The victory of a 47-year-old afro-American who was born when segregation was still the law of the land across much of America is something whose symbolism most likely requires no comment.
In addition to Obama's personal triumph, the overthrow of the Republican Party and the gains by the Democrats in Congress mean he will assume office with far more influence than many of his recent predecessors exercised.
Obama was a brilliant campaigner who will face enormous and almost insurmountable challenges after his inauguration. It is not surprising therefore that he is already downplaying expectations, knowing full well that he cannot live up to promises made during his campaign and the crash of the conservative wave does not necessarily mean the rise of a liberal one.
Although many found much of Obama's post-partisan rhetoric comforting it's highly doubtful however that these sentiments, even if sincere, reflect Washington's reality that believes that one side's gain is the other side's loss.
Democrats will soon be positioned to do much more than simply move legislation and will attempt to drive Republicans out of their key positions in the federal government and its web of lobbying firms.

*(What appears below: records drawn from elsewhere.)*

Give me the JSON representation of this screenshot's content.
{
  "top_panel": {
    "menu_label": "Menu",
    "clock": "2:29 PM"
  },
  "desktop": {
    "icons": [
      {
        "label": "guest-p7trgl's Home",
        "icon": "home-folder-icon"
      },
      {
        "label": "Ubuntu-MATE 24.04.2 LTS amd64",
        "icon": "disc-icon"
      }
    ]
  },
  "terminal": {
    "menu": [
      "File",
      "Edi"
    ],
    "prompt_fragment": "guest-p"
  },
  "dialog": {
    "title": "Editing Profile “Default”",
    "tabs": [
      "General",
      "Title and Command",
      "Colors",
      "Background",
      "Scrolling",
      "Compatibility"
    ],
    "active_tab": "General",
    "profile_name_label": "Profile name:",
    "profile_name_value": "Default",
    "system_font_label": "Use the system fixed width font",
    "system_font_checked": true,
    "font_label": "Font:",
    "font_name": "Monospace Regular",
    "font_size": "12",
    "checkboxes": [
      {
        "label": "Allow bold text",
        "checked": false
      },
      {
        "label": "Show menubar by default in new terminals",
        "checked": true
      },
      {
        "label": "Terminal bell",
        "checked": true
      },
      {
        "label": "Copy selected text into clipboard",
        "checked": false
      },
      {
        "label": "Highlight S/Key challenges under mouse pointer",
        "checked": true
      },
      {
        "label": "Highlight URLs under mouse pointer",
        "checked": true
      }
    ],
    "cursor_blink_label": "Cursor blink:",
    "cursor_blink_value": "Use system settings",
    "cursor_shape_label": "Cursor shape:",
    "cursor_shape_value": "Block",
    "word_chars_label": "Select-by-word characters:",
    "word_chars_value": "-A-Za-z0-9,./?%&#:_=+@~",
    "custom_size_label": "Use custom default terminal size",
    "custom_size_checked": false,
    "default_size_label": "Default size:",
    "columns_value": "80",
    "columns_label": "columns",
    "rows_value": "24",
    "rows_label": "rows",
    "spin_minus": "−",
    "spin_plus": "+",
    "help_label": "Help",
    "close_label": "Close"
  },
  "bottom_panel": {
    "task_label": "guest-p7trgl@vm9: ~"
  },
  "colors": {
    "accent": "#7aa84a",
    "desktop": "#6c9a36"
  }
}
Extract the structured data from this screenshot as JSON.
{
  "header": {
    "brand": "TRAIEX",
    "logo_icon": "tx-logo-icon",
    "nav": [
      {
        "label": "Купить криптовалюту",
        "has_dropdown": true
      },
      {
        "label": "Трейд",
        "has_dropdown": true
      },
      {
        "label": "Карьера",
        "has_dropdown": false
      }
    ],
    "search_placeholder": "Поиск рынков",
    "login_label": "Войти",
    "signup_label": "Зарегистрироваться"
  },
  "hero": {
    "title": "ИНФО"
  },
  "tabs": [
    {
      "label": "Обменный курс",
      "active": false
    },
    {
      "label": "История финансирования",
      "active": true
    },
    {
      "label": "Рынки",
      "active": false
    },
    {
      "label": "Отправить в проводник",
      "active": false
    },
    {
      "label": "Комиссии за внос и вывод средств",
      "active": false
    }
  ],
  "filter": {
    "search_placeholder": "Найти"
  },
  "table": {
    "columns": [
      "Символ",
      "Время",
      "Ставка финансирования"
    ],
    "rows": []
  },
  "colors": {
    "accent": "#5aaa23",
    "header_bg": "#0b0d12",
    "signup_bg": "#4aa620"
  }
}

They will also install their own appointees in the federal courts and will also be able to raise money from those who formerly gave to the Republicans.
Moreover, the Republican Party's inability to offer more diversity in its top ranks with the exception of Sarah Palin threatens to become a crippling liability which is perhaps why Hispanics broke for Obama 67 percent to 31 percent. The party, somewhat puzzlingly failed to field a single minority candidate with a plausible chance to win a House or Senate seat or a governorship and it will enter the next Congress just as it entered the last two, without a single black member.
In the recent past the Republicans had a far better political infrastructure and they used direct mail and talk radio to run circles around liberals in order to raise money and to communicate their message throughout the establishment media, but this year was strikingly different because the technology and communications advantage was decisively with the Democrats.
Obama used the Internet to raise huge sums of money in a way not done before and people using pre-paid credit cards contributed money from overseas with at least one third of his funding seemingly coming from the Middle East and Africa and it remains to be seen if he will attempt to reveal the donors.
Guns, gays and abortion are not about to disappear from America's politics but their importance may well be diminished as the country confronts the problems of the worst economic situation since the depression, the future rise in oil prices global warming and the seemingly insurmountable problems in Iraq, Afghanistan, Iran, Israel and many other places.
Much about Obama's past is still unknown and it will undoubtedly continue to create controversy but henceforth he must be judged by his future deeds and not by his past associations.